Item 1: Most companies are still run by men

This narrative is changing, yes. Has it fully changed? No. Phrased another way: Bezos has 18 direct reports. I believe two of them are women, and one of those women runs HR. Try to say back that sentence and not sigh.

Item 2: What do we tend to call things like “compassion?”

That would be “soft skills.”

Item 3: What does a man think about when you say “soft?”

A couple of things off the top of my head:

  • Ice cream
  • Doughy, doesn’t work out
  • Can’t get it up
  • Not a warrior mentality
  • Weak

Item 4: What does a man think about when you say “hard?”

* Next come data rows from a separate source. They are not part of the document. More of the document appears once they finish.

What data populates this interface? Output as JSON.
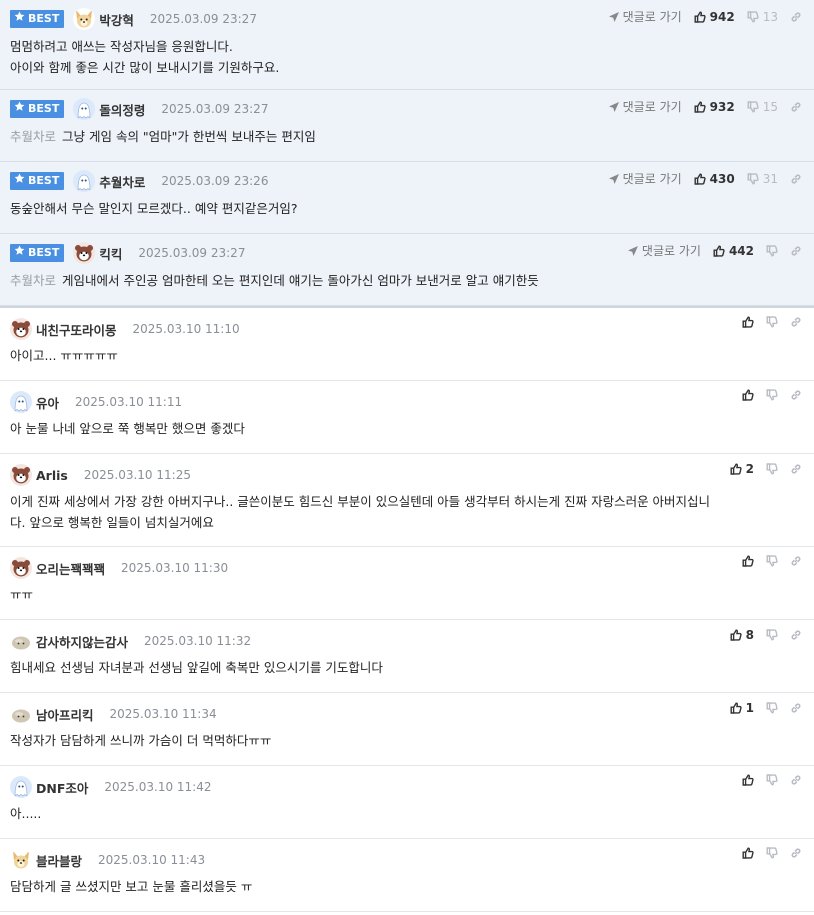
{
  "labels": {
    "best": "BEST",
    "goto_reply": "댓글로 가기"
  },
  "colors": {
    "best_badge": "#4a90e2",
    "best_row_bg": "#eef2f9"
  },
  "best_comments": [
    {
      "nick": "박강혁",
      "date": "2025.03.09 23:27",
      "reply_to": "",
      "lines": [
        "멈멈하려고 애쓰는 작성자님을 응원합니다.",
        "아이와 함께 좋은 시간 많이 보내시기를 기원하구요."
      ],
      "up": "942",
      "down": "13",
      "avatar": "dog-avatar"
    },
    {
      "nick": "돌의정령",
      "date": "2025.03.09 23:27",
      "reply_to": "추월차로",
      "lines": [
        "그냥 게임 속의 \"엄마\"가 한번씩 보내주는 편지임"
      ],
      "up": "932",
      "down": "15",
      "avatar": "ghost-avatar"
    },
    {
      "nick": "추월차로",
      "date": "2025.03.09 23:26",
      "reply_to": "",
      "lines": [
        "동숲안해서 무슨 말인지 모르겠다.. 예약 편지같은거임?"
      ],
      "up": "430",
      "down": "31",
      "avatar": "ghost-avatar"
    },
    {
      "nick": "킥킥",
      "date": "2025.03.09 23:27",
      "reply_to": "추월차로",
      "lines": [
        "게임내에서 주인공 엄마한테 오는 편지인데 얘기는 돌아가신 엄마가 보낸거로 알고 얘기한듯"
      ],
      "up": "442",
      "down": "",
      "avatar": "bear-avatar"
    }
  ],
  "comments": [
    {
      "nick": "내친구또라이몽",
      "date": "2025.03.10 11:10",
      "lines": [
        "아이고... ㅠㅠㅠㅠㅠ"
      ],
      "up": "",
      "avatar": "bear-avatar"
    },
    {
      "nick": "유아",
      "date": "2025.03.10 11:11",
      "lines": [
        "아 눈물 나네 앞으로 쭉 행복만 했으면 좋겠다"
      ],
      "up": "",
      "avatar": "ghost-avatar"
    },
    {
      "nick": "Arlis",
      "date": "2025.03.10 11:25",
      "lines": [
        "이게 진짜 세상에서 가장 강한 아버지구나.. 글쓴이분도 힘드신 부분이 있으실텐데 아들 생각부터 하시는게 진짜 자랑스러운 아버지십니",
        "다. 앞으로 행복한 일들이 넘치실거에요"
      ],
      "up": "2",
      "avatar": "bear-avatar"
    },
    {
      "nick": "오리는꽥꽥꽥",
      "date": "2025.03.10 11:30",
      "lines": [
        "ㅠㅠ"
      ],
      "up": "",
      "avatar": "bear-avatar"
    },
    {
      "nick": "감사하지않는감사",
      "date": "2025.03.10 11:32",
      "lines": [
        "힘내세요 선생님 자녀분과 선생님 앞길에 축복만 있으시기를 기도합니다"
      ],
      "up": "8",
      "avatar": "rock-avatar"
    },
    {
      "nick": "남아프리킥",
      "date": "2025.03.10 11:34",
      "lines": [
        "작성자가 담담하게 쓰니까 가슴이 더 먹먹하다ㅠㅠ"
      ],
      "up": "1",
      "avatar": "rock-avatar"
    },
    {
      "nick": "DNF조아",
      "date": "2025.03.10 11:42",
      "lines": [
        "아....."
      ],
      "up": "",
      "avatar": "ghost-avatar"
    },
    {
      "nick": "블라블랑",
      "date": "2025.03.10 11:43",
      "lines": [
        "담담하게 글 쓰셨지만 보고 눈물 흘리셨을듯 ㅠ"
      ],
      "up": "",
      "avatar": "dog-avatar"
    }
  ]
}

A few off the top of my head:

  • Virile
  • Strong
  • Conquers
  • Pleases his woman/partner
  • Warrior
  • Athletic/fit

Item 5: Do you see where this stuff matters?

The words we use in work contexts are very important. Work vocabulary notoriously kind of sucks, and our new “woke” era has given us even more things like “belonging.”

Here is a simple example. For years, we’ve been talking about this idea of employee engagement. OK, sounds cool on the surface. You want people coming to work engaged in what they do, because then they serve the customers better and hopefully you make more money in the process. Awesome.

But think of the word “engagement.”

A guy at the top of a company does not believe he got to where he is because he was “engaged.” Instead, he thinks about hard work, beating rivals, staying up late, travel, big projects, deals he crushed, etc. He basically virtue-signals that it was all his tireless work ethic and nothing else, even though a lot of work success is, frankly, luck.

So the term “engagement” means nothing to that guy. When the rubber meets the road, he is not spending extra money on an “engagement” program.

What does that guy think of “engagement” as?

  • Asking his wife’s dad for her hand
  • Getting down on one knee
  • The period where the wedding was being planned

That’s it. Employee engagement? Fuck that, Bob. Work harder. Engagement to most world-builders is about marriage, a “personal” thing … not a “work thing.”

Words matter.

So, back to “hard” vs. “soft”

The first thing we need to do is stop calling them “soft skills.” Call them “People skills” or something. When you put “soft” into a male-dominated ecosystem like work typically is, no one will respect anything that’s “soft.”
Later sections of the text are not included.